Light in August By William Faulkner Summary and Analysis Chapters 17-18

Earlier in his life, Hightower thought that he had won for himself the privilege of remaining uninvolved in life. But gradually, since the appearance of Lena, he has slowly been drifting back into the stream of life. His re-entry into life is seen through the agency of Byron. Even though in Chapter 16 he rejected Mrs. Hines' pleas to help Joe Christmas, he does allow himself to go out to help Lena with the birth of her child.
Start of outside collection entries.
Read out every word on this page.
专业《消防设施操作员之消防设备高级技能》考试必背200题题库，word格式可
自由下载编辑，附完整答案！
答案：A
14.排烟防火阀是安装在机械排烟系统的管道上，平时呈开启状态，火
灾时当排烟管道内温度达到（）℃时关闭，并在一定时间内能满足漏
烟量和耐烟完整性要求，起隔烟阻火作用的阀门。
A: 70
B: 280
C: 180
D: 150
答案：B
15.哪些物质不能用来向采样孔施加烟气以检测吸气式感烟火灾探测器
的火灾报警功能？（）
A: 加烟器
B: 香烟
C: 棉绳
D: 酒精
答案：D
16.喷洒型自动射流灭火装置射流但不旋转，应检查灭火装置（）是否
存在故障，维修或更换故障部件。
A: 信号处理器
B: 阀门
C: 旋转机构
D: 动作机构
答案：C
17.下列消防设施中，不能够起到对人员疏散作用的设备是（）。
The act of giving life to Lena's child becomes symbolic of Hightower's restoration to life. Immediately after this act, he walks back to town thinking that he will be unable to sleep. This is still an unconscious resentment of being drawn back into the stream of life, even though the aid that he gave to Lena was voluntary. Thus, when Hightower does sleep peacefully, we can view this as being symbolic of Hightower's regeneration as a human being. This is also seen in the fact that he notices for the first time the peaceful serenity of the August morning. He even realizes his own reawakening when he recognizes that life and involvement are still possible. He views the birth as a good sign and as an omen of goodwill. Therefore, this act of involvement and responsibility has restored Hightower to the human race. Another connection between Lena and Joe is presented when Joe's grandmother aids Lena during childbirth. Lena even becomes confused as to the paternity of the child and begins to think that Joe Christmas is the child's father.
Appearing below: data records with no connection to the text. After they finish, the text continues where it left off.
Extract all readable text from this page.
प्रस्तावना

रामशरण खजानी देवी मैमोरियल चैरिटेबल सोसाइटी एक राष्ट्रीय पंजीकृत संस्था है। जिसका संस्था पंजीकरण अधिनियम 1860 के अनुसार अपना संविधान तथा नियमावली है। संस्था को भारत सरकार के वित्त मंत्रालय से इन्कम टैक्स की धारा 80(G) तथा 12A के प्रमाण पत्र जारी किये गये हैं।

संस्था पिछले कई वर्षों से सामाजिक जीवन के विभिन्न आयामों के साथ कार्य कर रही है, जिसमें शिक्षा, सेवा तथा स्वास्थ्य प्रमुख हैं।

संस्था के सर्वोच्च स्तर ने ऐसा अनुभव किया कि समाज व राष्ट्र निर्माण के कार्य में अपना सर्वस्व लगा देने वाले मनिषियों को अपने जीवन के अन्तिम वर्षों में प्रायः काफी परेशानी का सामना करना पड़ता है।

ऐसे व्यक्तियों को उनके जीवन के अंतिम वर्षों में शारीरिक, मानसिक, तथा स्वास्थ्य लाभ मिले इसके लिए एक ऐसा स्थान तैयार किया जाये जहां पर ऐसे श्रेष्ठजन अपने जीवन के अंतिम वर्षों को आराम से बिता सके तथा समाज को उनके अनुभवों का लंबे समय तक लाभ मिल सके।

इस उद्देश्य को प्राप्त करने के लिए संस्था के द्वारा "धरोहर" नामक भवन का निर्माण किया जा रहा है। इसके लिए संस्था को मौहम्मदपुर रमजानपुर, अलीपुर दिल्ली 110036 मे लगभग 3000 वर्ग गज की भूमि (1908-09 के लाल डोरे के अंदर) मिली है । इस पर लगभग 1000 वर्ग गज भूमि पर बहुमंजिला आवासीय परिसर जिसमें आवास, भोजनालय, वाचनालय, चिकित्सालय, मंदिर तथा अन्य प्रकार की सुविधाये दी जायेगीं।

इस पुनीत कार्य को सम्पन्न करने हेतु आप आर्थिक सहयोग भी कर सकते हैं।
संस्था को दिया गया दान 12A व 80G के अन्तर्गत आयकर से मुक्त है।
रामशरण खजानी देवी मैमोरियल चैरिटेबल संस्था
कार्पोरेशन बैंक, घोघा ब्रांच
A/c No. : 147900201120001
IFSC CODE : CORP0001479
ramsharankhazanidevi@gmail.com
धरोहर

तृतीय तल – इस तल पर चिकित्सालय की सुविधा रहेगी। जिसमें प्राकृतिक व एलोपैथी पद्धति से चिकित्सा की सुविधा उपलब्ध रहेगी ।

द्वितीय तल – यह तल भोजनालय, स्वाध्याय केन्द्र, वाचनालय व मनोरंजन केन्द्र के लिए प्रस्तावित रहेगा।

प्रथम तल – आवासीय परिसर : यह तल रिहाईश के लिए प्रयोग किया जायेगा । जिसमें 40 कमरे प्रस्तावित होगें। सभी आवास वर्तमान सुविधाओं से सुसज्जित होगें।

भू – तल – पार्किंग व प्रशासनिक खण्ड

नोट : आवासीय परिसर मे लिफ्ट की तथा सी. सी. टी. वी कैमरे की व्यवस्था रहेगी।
Chapter 18 acts as a type of comic interlude with Byron arranging for Lena to meet Brown. In the midst of a novel dealing with Joe Christmas' tragic plight, this chapter reminds us of the basic incongruity of mankind. It shows Byron's dedication and love for Lena and prepares us for his final action of following Lena. Yet the action is detached and comic partly because of Lena's dogged determination to follow Brown when he leaves, and also because of Byron's absurd behavior. In juxtaposition to the comic are the tragic implications at the end of the chapter when Byron hears that Christmas has been killed.